Artikel 1a van de Wet op de economische delicten3 wordt als volgt gewijzigd:

1. Onder 1° wordt in de zinsnede met betrekking tot de Wet bestrijding ongevallen Noordzee «4, eerste en tweede lid,» vervangen door: 4, eerste, tweede, derde en vierde lid,.

2. Onder 1° wordt in de zinsnede met betrekking tot de Wet voorkoming verontreiniging door schepen na «13» toegevoegd: 13a,.

ARTIKEL IV

Deze wet treedt in werking op een bij koninklijk besluit te bepalen tijdstip.

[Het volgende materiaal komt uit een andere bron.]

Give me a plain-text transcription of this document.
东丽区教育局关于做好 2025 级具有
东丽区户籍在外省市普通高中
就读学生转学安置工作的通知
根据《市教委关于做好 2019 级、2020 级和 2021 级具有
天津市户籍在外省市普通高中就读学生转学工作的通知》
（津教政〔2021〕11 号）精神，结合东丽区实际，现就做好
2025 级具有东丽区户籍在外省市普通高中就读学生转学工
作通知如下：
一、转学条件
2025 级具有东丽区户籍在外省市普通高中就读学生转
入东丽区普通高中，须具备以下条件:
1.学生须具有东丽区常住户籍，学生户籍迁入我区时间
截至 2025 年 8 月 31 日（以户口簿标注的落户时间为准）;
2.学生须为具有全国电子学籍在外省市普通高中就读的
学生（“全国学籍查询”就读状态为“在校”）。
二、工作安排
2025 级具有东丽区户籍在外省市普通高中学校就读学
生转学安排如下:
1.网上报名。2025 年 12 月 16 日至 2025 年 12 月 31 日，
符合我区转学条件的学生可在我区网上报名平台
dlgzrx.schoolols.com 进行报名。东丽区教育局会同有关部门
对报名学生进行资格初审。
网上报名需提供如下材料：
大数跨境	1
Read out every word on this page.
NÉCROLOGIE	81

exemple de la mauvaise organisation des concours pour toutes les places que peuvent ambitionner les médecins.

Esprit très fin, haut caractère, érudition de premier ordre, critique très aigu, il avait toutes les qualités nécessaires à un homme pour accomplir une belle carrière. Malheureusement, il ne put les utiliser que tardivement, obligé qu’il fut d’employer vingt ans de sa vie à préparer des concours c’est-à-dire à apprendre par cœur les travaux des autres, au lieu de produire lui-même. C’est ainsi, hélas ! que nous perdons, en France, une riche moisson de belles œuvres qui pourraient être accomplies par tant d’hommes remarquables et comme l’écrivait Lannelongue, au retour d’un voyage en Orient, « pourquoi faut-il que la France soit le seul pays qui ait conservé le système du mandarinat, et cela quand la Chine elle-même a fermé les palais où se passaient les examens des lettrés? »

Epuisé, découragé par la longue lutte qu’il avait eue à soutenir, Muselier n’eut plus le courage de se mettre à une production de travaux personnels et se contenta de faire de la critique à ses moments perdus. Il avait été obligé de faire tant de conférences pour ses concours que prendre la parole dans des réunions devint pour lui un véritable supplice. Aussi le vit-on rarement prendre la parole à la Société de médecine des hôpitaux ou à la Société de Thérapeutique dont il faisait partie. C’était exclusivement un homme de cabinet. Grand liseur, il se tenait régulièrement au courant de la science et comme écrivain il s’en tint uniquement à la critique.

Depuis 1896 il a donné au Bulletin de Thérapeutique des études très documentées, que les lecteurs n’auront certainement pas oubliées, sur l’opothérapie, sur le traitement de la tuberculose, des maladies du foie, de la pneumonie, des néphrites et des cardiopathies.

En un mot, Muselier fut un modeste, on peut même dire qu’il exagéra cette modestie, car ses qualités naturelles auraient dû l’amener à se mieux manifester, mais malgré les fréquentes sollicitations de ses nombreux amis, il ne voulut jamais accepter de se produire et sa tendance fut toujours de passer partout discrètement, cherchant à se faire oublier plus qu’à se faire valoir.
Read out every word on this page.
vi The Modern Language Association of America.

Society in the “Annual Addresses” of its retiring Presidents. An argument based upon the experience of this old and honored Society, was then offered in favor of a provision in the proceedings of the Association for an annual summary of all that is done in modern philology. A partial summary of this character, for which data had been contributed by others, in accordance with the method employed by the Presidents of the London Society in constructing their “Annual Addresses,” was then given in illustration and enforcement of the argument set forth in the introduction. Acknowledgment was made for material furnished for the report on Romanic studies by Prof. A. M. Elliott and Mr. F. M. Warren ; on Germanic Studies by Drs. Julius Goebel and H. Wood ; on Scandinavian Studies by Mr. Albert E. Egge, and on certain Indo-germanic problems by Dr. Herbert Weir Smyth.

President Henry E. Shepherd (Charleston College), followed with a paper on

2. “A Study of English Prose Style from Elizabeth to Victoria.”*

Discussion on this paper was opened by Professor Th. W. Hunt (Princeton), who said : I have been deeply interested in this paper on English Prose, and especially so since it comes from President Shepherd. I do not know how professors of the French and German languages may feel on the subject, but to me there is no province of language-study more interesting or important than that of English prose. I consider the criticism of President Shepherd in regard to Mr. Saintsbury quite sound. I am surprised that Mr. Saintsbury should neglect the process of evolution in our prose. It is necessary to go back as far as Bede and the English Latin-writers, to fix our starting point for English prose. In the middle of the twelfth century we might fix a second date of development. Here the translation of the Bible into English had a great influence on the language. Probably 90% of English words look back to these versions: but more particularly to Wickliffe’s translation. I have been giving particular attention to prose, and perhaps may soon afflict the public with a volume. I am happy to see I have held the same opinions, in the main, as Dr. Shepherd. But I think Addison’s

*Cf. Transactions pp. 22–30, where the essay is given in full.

Lasten en bevelen dat deze in het Staatsblad zal worden geplaatst en dat alle ministeries, autoriteiten, colleges en ambtenaren wie zulks aangaat, aan de nauwkeurige uitvoering de hand zullen houden.

histnoot

Gegeven te 's-Gravenhage, 3 juli 1996

Beatrix

De Minister van Verkeer en Waterstaat,

A. Jorritsma-Lebbink

Uitgegeven de drieëntwintigste juli 1996

De Minister van Justitie,

W. Sorgdrager


XNoot
1

Stb. 1983, 683, laatstelijk gewijzigd bij de wet van 22 juni 1994, Stb. 573.

XNoot
2

Stb. 1992, 211, laatstelijk gewijzigd bij de wet van 22 juni 1994, Stb. 573.

XNoot
3

Stb. 1950, K258, laatstelijk gewijzigd bij de wet van 26 juni 1996, Stb. 398.

XHistnoot

Zie voor de behandeling in de Staten-Generaal:

Kamerstukken II 1994/95, 1995/96, 24 271.

Handelingen II 1995/96, blz. 6125.

Kamerstukken I 1995/96, 24 271 (298, 298a).

Handelingen I 1995/96, zie vergadering d.d. 1 juli 1996.